Asked about the situation at an unrelated news conference, the mayor said he would “continue to resist and fight back” against anti-Semitism. He said he appreciated that Rev. Johnson apologized and would “work toward restoration and healing.”

Johnson, the board’s president, said he has worked with Jewish communities to combat anti-Semitism for years. Johnson said, “As president of the board, (I) am committed to ensuring that hatred of any kind has no place in the Chicago Public Schools.

“I don’t agree that at a time like this we can talk about difficult topics without being insensitive,” he said.

Johnson also supported the Palestinians.

“The way the Palestinian community is treated is appalling,” he said.

“I would agree to two different things. First, Hamas’ actions on October 7 were inexcusable. I also agree that the actions of any army that unjustifiably kills civilians is inconsistent with the actions of those of us who have objective experience of fighting for justice.”

Rev. Johnson has previously supported Israel on social media and said he still supports its right to exist. And after the mass shooting at the Tree of Life synagogue in Pittsburgh in 2018, he linked “the struggles and crimes against humanity committed against people of African descent” to the mass murder of Jews during the Holocaust.

“And if we remain silent… crimes against humanity seem to be the loudest voices we hear,” he wrote at the time. “So let us, the fighters against hate, stand up and be held accountable.”

Johnson on Wednesday also referred to the killing of three Jewish students who fought for civil rights in Mississippi in 1964. “I believe that the history of the Jewish community and solidarity with the African-American community is a relationship that should always be maintained.” – he said.

But from October 2023, Johnson turned his attention to the war in the Gaza Strip. There is also a long history Black-Palestinian solidarity.

“How can a group of people affected by the Holocaust; joining the alt-right community today?” Johnson wrote last December.

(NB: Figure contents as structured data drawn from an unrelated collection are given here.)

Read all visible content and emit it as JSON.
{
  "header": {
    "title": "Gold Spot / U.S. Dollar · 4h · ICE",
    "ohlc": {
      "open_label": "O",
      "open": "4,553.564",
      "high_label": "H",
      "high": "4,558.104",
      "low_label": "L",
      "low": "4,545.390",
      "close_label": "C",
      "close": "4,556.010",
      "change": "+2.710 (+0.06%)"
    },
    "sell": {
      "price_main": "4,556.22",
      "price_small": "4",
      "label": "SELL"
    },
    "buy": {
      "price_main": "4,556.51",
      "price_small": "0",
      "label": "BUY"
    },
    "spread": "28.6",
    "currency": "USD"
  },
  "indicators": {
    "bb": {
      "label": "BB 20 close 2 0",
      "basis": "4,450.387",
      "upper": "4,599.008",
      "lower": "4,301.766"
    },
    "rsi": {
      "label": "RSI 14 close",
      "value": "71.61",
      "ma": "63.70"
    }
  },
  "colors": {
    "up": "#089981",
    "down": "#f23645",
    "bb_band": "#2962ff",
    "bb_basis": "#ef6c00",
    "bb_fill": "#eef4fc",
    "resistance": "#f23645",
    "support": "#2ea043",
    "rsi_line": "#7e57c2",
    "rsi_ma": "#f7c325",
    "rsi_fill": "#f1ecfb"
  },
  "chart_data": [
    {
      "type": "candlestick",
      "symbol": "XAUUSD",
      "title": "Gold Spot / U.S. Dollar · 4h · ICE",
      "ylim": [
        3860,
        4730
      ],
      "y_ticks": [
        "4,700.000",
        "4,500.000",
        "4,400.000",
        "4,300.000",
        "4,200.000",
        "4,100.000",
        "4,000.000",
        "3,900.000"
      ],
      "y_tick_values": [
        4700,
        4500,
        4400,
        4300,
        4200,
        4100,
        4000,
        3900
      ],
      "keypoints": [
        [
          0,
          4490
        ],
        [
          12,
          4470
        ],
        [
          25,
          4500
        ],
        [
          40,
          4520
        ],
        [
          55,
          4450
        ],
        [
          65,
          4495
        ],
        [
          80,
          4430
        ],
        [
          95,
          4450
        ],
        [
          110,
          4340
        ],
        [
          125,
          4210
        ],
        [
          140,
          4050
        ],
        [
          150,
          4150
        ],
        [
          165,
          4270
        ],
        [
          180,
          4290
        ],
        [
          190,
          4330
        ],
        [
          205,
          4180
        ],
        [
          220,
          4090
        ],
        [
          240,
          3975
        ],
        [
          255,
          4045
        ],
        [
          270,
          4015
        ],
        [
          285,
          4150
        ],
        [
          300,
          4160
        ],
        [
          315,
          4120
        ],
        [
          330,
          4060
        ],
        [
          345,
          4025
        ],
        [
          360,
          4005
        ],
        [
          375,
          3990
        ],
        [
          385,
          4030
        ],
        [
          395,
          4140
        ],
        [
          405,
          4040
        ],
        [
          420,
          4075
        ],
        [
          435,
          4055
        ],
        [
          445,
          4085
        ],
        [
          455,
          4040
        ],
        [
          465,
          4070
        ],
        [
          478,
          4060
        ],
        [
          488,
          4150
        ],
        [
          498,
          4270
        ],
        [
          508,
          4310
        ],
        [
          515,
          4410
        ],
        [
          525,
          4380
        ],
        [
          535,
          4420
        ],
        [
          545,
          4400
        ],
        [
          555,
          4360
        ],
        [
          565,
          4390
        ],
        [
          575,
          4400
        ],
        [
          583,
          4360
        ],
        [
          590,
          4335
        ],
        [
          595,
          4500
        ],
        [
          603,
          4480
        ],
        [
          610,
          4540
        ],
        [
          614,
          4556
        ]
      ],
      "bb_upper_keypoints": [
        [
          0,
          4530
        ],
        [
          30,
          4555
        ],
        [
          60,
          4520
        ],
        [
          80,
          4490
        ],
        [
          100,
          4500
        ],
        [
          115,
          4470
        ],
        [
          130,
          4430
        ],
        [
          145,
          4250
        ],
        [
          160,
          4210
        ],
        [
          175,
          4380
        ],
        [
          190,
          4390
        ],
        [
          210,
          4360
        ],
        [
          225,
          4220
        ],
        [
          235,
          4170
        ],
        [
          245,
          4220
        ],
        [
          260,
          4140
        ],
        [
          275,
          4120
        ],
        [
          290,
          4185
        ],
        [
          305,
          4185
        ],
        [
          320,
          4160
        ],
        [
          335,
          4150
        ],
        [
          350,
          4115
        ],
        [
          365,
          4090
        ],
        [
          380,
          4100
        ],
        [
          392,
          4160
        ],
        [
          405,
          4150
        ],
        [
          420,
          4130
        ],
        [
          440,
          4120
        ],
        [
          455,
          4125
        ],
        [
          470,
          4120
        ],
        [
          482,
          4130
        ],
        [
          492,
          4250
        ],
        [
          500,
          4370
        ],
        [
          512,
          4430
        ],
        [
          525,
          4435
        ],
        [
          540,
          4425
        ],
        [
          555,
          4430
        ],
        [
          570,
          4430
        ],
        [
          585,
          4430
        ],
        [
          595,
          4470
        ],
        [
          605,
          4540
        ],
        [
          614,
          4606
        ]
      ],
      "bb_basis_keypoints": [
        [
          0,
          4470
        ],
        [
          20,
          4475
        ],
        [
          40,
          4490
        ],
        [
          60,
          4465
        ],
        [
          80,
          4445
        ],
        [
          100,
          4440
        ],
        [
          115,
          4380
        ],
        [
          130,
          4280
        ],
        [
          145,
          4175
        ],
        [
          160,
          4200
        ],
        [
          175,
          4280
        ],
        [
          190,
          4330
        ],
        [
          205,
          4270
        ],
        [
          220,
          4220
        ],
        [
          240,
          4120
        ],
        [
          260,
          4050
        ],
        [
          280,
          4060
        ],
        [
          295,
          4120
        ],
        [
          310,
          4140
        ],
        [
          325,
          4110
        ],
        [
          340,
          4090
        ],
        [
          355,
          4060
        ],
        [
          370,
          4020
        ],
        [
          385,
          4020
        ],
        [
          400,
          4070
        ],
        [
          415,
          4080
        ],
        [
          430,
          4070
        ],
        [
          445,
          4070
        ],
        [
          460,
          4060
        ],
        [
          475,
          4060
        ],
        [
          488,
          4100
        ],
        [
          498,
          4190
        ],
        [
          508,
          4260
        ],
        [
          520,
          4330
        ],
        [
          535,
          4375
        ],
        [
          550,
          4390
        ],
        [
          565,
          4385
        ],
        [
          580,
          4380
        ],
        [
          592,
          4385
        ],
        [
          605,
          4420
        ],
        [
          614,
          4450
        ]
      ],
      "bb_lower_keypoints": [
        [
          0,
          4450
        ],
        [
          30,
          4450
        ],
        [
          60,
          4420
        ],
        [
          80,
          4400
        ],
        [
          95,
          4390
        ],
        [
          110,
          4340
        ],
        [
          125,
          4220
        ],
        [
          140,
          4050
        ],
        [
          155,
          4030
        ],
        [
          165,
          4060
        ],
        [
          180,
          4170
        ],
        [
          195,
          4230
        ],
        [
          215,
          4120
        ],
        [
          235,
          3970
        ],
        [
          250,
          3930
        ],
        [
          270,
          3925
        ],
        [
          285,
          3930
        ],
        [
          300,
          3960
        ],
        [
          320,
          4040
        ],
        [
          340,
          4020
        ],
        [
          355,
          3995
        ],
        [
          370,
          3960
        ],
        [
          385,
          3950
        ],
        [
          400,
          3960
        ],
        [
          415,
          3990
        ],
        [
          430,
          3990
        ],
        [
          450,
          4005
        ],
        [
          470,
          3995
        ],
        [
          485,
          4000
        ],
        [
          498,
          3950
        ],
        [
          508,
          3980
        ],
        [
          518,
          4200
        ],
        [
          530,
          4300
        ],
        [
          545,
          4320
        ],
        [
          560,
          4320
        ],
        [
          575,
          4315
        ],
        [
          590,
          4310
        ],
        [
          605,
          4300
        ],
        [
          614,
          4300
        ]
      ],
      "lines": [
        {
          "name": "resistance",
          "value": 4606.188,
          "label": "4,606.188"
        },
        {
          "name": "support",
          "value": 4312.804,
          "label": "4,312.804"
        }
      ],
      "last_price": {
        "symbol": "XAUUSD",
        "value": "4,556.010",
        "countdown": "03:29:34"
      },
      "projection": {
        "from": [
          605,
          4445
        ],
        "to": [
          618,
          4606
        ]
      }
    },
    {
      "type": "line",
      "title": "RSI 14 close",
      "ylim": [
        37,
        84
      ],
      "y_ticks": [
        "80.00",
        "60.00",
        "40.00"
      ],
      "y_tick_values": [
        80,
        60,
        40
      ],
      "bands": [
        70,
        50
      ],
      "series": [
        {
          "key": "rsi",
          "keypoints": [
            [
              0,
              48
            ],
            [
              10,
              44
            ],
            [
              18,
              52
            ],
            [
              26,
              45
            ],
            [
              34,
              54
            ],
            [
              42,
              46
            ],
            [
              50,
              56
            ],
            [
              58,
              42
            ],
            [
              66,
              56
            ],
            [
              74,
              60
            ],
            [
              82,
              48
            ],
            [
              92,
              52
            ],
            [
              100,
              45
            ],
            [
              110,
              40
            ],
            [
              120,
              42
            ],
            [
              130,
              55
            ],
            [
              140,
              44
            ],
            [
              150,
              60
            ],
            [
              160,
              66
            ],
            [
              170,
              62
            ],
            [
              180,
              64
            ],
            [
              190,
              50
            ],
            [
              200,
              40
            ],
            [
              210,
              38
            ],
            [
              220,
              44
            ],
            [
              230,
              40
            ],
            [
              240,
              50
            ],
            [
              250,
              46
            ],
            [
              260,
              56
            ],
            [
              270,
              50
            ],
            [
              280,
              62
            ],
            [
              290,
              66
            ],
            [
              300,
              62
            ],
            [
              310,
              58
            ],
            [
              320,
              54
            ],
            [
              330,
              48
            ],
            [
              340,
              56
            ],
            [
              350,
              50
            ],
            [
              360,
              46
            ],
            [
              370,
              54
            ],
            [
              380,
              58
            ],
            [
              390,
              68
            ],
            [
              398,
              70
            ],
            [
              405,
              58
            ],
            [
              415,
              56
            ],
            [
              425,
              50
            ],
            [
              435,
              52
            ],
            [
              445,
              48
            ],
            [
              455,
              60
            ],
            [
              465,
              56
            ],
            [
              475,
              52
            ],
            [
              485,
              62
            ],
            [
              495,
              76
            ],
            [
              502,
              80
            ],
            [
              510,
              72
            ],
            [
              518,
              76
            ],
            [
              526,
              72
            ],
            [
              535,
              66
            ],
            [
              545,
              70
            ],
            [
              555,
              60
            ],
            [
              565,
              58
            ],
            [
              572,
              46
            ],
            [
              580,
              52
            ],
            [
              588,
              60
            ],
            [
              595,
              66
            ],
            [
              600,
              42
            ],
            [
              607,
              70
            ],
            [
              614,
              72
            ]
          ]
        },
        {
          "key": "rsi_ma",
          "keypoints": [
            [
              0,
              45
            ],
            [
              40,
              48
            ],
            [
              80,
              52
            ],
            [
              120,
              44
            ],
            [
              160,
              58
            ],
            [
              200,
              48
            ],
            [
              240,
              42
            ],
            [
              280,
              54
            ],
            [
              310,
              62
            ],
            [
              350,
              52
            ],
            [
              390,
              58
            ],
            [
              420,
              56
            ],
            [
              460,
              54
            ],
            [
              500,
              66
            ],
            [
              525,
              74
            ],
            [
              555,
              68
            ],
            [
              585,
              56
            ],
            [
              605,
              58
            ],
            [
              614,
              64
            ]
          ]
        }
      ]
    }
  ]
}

“The ideology of the Nazi Germans was adopted by Zionist Jews,” he wrote in February. “The Israeli government is proposing to renew the use of Nazi language once referred to European Jews as ‘savages, dogs, vermin,’” he added in March. Most of these messages now appear to have been deleted.

In the past year, senior Israeli government officials have regularly used inflammatory language, calling Palestinians “human animals,” “savages” and “children of darkness.”

In a December 2023 post, Johnson shared a video of writer and journalist Ta-Nehisi Coates sharing his experiences visiting the Occupied Palestinian Territories and what he called Israel’s apartheid government. Johnson commented: “I suspect my Jewish friends, or perhaps “former” friends, will post a retraction of this post. I cannot support Israel until it relents and ends apartheid.”

Rev. Johnson wrote on New Year’s Eve: “Let us enter 2024 with a commitment to change the narrative and the power, yes, to force Israel to atone for its shameful attempt at genocide against the (Palestinian) people.”

In March, he wrote that his “heart breaks into additional pieces when I remember the people I work with and count as my friends in the fight against anti-Semitism, who today not only defend Israel’s ongoing acts of genocide, but also tell me to my face, that I was funny.”

Many countries accuse Israel of committing genocide and have taken the case to the International Court of Justice, which has found compelling evidence to support their case. The United States and Israel deny that the war in the Gaza Strip constitutes genocide. Additionally, some of the world’s leading human rights organizations have concluded that Israel runs a supremacist apartheid regime in the Palestinian territories, a characterization Israel and its allies reject.

Johnson also sometimes painted Jews with a broad brush, asking, “How long will the Jewish people in America tolerate these crimes?”

That same month, he also wrote: “I’ve been saying this since October 2023. People have the absolute right to attack their oppressors by any means necessary!!!”

Last year he acknowledged that his comments could be criticized. But in one post he wrote: “I am not an anti-Semite. I am against injustice.”